The 'Yes, And' Philosophy for Security Leaders

Given the rapid pace of technological change, particularly with AI, security teams can sometimes be perceived as blockers – the team that always says "no" to new initiatives due to perceived risks. Brad Jones argued strongly against this approach, advocating instead for a philosophy borrowed from improvisational theater: the "yes, and" rule.

"Security [can't] say whether it's a good or bad idea. Security has to adapt. Security Teams can never be the team of no," Jones stated. Instead of rejecting new technologies like AI outright, security leaders must embrace them with a proactive mindset. The response should be, "Yes, we can explore and implement this technology, AND here are the necessary controls, safeguards, and best practices to do so securely."

This approach positions security as an enabler rather than an impediment. It involves working collaboratively with business units, understanding their goals and the potential benefits of new technologies, and then finding secure ways to achieve those goals. For AI, this means:

  • Understanding the Technology: Security professionals must educate themselves on how AI works, its capabilities, and its inherent risks.
  • Integrating Security Early: Security considerations must be built into the design and implementation phases of AI projects, not bolted on afterward. This aligns with DevSecOps principles.
  • Developing AI-Specific Controls: Traditional security controls may not be sufficient for AI. New methods for validating AI outputs, monitoring agent behavior, and securing training data are needed.
  • Establishing Governance Frameworks: Clear policies and procedures are required for the responsible and secure use of AI, especially autonomous agents.
  • Promoting Security Awareness: Educating users and developers about the risks associated with AI and how to use it securely is crucial.

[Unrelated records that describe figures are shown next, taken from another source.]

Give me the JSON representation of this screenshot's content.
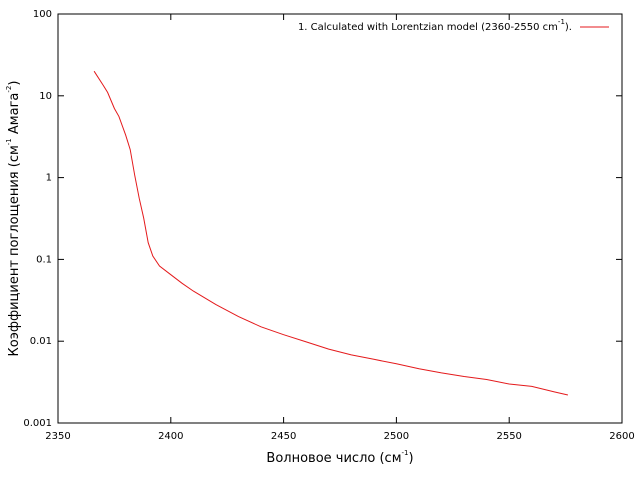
{
  "chart_data": {
    "type": "line",
    "xlabel": [
      "Волновое число (см",
      "-1",
      ")"
    ],
    "ylabel": [
      "Коэффициент поглощения (см",
      "-1",
      " Амага",
      "-2",
      ")"
    ],
    "x": [
      2366,
      2370,
      2372,
      2375,
      2377,
      2380,
      2382,
      2384,
      2386,
      2388,
      2390,
      2392,
      2395,
      2400,
      2405,
      2410,
      2420,
      2430,
      2440,
      2450,
      2460,
      2470,
      2480,
      2490,
      2500,
      2510,
      2520,
      2530,
      2540,
      2550,
      2560,
      2570,
      2576
    ],
    "series": [
      {
        "name": [
          "1. Calculated with Lorentzian model (2360-2550 cm",
          "-1",
          ")."
        ],
        "color": "#e41a1c",
        "values": [
          20,
          13.5,
          11,
          7,
          5.6,
          3.3,
          2.2,
          1.07,
          0.56,
          0.32,
          0.16,
          0.11,
          0.083,
          0.065,
          0.051,
          0.041,
          0.028,
          0.02,
          0.015,
          0.012,
          0.0098,
          0.008,
          0.0068,
          0.006,
          0.0053,
          0.0046,
          0.0041,
          0.0037,
          0.0034,
          0.003,
          0.0028,
          0.0024,
          0.0022
        ]
      }
    ],
    "xlim": [
      2350,
      2600
    ],
    "xticks": [
      2350,
      2400,
      2450,
      2500,
      2550,
      2600
    ],
    "ylim": [
      0.001,
      100
    ],
    "yticks": [
      0.001,
      0.01,
      0.1,
      1,
      10,
      100
    ],
    "ylog": true,
    "grid": false,
    "legend": "upper right"
  }
}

Jones's perspective underscores a fundamental truth for modern security leaders: technology adoption is driven by business needs. AI will become increasingly integrated into operations, and security teams must adapt to secure its use rather than attempting to prevent it. By adopting a "yes, and" mindset, security can become a strategic partner, helping the organization leverage powerful new tools like AI while managing the associated risks effectively.

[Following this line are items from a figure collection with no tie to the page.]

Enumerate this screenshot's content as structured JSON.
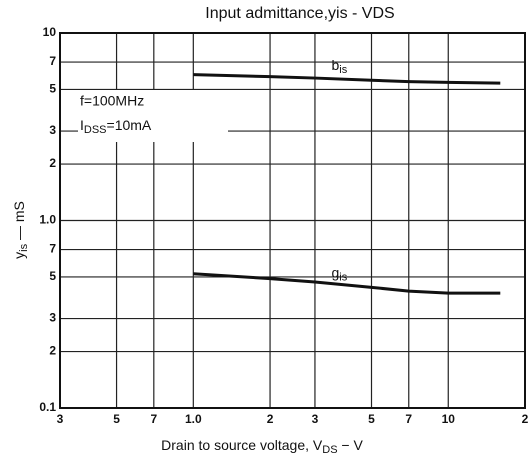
{
  "chart_data": {
    "type": "line",
    "log_x": true,
    "log_y": true,
    "grid": true,
    "title": "Input admittance,yis - VDS",
    "x_label": {
      "main": "Drain to source voltage, V",
      "sub": "DS",
      "rest": " − V"
    },
    "y_label": {
      "main": "y",
      "sub": "is",
      "rest": " — mS"
    },
    "annotations": [
      {
        "main": "f=100MHz"
      },
      {
        "main": "I",
        "sub": "DSS",
        "rest": "=10mA"
      }
    ],
    "xlim": [
      0.3,
      20
    ],
    "xticks": [
      {
        "value": 0.3,
        "label": "3"
      },
      {
        "value": 0.5,
        "label": "5"
      },
      {
        "value": 0.7,
        "label": "7"
      },
      {
        "value": 1,
        "label": "1.0"
      },
      2,
      3,
      5,
      7,
      10,
      {
        "value": 20,
        "label": "2"
      }
    ],
    "ylim": [
      0.1,
      10
    ],
    "yticks": [
      0.1,
      {
        "value": 0.2,
        "label": "2"
      },
      {
        "value": 0.3,
        "label": "3"
      },
      {
        "value": 0.5,
        "label": "5"
      },
      {
        "value": 0.7,
        "label": "7"
      },
      {
        "value": 1,
        "label": "1.0"
      },
      2,
      3,
      5,
      7,
      10
    ],
    "x": [
      1,
      2,
      3,
      5,
      7,
      10,
      16
    ],
    "series": [
      {
        "name": "b",
        "name_sub": "is",
        "color": "#111",
        "values": [
          6.0,
          5.85,
          5.75,
          5.6,
          5.5,
          5.45,
          5.4
        ]
      },
      {
        "name": "g",
        "name_sub": "is",
        "color": "#111",
        "values": [
          0.52,
          0.49,
          0.47,
          0.44,
          0.42,
          0.41,
          0.41
        ]
      }
    ]
  }
}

Conclusion: Navigating the Future of Cloud and AI Security

The experiences of 2024 served as a catalyst for Snowflake, prompting a significant evolution in its approach to customer security. The shift from a shared responsibility model, which proved insufficient in the face of widespread customer-side vulnerabilities, to a proactive 'shared destiny' model reflects a deeper understanding of the interconnected nature of security in the cloud ecosystem. By implementing mandatory MFA, deprecating weak authentication, enhancing platform controls, and launching proactive threat detection services, Snowflake is taking tangible steps to improve the collective security posture of its platform and its customers.

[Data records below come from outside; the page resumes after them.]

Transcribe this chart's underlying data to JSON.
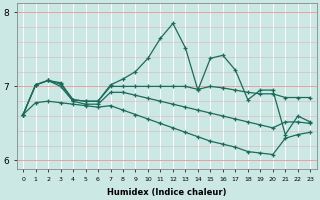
{
  "xlabel": "Humidex (Indice chaleur)",
  "bg_color": "#cce8e4",
  "hgrid_color": "#e8a0a0",
  "vgrid_color": "#ffffff",
  "line_color": "#1a6b5a",
  "xlim": [
    -0.5,
    23.5
  ],
  "ylim": [
    5.88,
    8.12
  ],
  "yticks": [
    6,
    7,
    8
  ],
  "xticks": [
    0,
    1,
    2,
    3,
    4,
    5,
    6,
    7,
    8,
    9,
    10,
    11,
    12,
    13,
    14,
    15,
    16,
    17,
    18,
    19,
    20,
    21,
    22,
    23
  ],
  "lines": [
    [
      6.62,
      7.02,
      7.08,
      7.05,
      6.82,
      6.8,
      6.8,
      7.02,
      7.1,
      7.2,
      7.38,
      7.65,
      7.85,
      7.52,
      6.95,
      7.38,
      7.42,
      7.22,
      6.82,
      6.95,
      6.95,
      6.35,
      6.6,
      6.52
    ],
    [
      6.62,
      7.02,
      7.08,
      7.03,
      6.82,
      6.8,
      6.8,
      7.0,
      7.0,
      7.0,
      7.0,
      7.0,
      7.0,
      7.0,
      6.96,
      7.0,
      6.98,
      6.95,
      6.92,
      6.9,
      6.9,
      6.85,
      6.85,
      6.85
    ],
    [
      6.62,
      7.02,
      7.08,
      7.0,
      6.8,
      6.76,
      6.76,
      6.92,
      6.92,
      6.88,
      6.84,
      6.8,
      6.76,
      6.72,
      6.68,
      6.64,
      6.6,
      6.56,
      6.52,
      6.48,
      6.44,
      6.52,
      6.52,
      6.5
    ],
    [
      6.62,
      6.78,
      6.8,
      6.78,
      6.76,
      6.74,
      6.72,
      6.74,
      6.68,
      6.62,
      6.56,
      6.5,
      6.44,
      6.38,
      6.32,
      6.26,
      6.22,
      6.18,
      6.12,
      6.1,
      6.08,
      6.3,
      6.35,
      6.38
    ]
  ]
}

Looking ahead, the security challenges continue to mount, with the rapid rise of AI, particularly agentic AI, presenting complex new 'unknowns.' Securing data used by AI and governing the actions of autonomous agents will require innovative approaches and a willingness from security teams to adapt and evolve.

Brad Jones's insights highlight the critical role of the modern CISO: not just as a defender against known threats, but as a strategic leader who can navigate uncertainty, collaborate with the business, and enable the secure adoption of transformative technologies. The 'shared destiny' model at Snowflake and the embrace of a 'yes, and' philosophy for AI security are indicative of the proactive and adaptive strategies required to secure the future of cloud computing and artificial intelligence.

The lessons from the 2024 breaches resonate far beyond Snowflake, serving as a reminder to all cloud users and providers about the persistent threat of compromised credentials and the vital importance of fundamental security hygiene like MFA. As AI agents become more prevalent, the need for robust governance and a collaborative security approach will only intensify, demanding that organizations and their technology partners work together more closely than ever to build a truly shared secure destiny.